Here's the flowDefinitions.xml file used by the retrieveCurrentFlows target to retrieve the current flow definitions:

<?xml version="1.0" encoding="UTF-8"?>
<Package xmlns="http://soap.sforce.com/2006/04/metadata">
   <types>
      <members>*</members>
      <name>FlowDefinition</name>
   </types>
   <version>36.0</version>
</Package>

You should be able to deploy a flow with a higher version number to a target org. If you include a FlowDefinition in your deploy, it will activate the proper version of the flow.

I think that's the approach I'm using.

Does this not work for you?

  • Does this work in a CI environment, or only when you're doing a one off manual deployment and you know that your new flow has a higher version number? – Nick Cook Jul 25 '16 at 6:56
  • @NickCook I'm not using CI, so I can't speak to that. – Charles Koppelman Jul 25 '16 at 13:46
  • You can deploy a higher number version of a Flow into another org. I do this all time when deploying Flows / Process Builder from my github projects to other orgs. If the Flow / PB is newly created in destination org it would then have one active version, and the version number would match what the file name had in it. If the Flow / PB existed then new version is added. Use FlowDefinition metadata type to indicate which version should be active. – Doug Ayers Dec 18 '16 at 5:30

After struggling for a long time with this as well as other limitations, I have built some ad-hoc Ant tasks to work around this and other issues. The result is a collection of ready to use ant tasks collected in a library (ForceFlow), that can be used in conjunction with the Force.com migration tool.

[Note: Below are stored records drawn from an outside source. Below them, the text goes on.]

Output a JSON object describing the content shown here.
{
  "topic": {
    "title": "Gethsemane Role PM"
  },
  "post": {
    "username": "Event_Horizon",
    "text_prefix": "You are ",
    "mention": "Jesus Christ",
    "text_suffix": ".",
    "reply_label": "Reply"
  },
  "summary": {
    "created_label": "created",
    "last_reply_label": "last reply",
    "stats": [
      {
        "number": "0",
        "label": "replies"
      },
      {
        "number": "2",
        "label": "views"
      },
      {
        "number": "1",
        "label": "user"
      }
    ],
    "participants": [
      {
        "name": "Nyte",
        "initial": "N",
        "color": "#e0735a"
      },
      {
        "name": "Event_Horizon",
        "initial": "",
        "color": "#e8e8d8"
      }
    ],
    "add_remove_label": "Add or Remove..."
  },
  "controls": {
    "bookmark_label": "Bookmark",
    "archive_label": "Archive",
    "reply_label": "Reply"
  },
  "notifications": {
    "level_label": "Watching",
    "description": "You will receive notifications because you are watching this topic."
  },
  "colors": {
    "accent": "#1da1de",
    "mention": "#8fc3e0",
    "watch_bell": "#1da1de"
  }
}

ForceFlow can be found here: https://github.com/eroispaziali/ForceFlow/

The Flow/FlowDefinition addition is quite new, but we use it successfully to seamlessly deploy metadata that include Flows via CI. Under the hood deploys an increased version of the latest flows in order to deactivate them all, and then all the flows are deleted before a normal deployment is made. I hope it helps!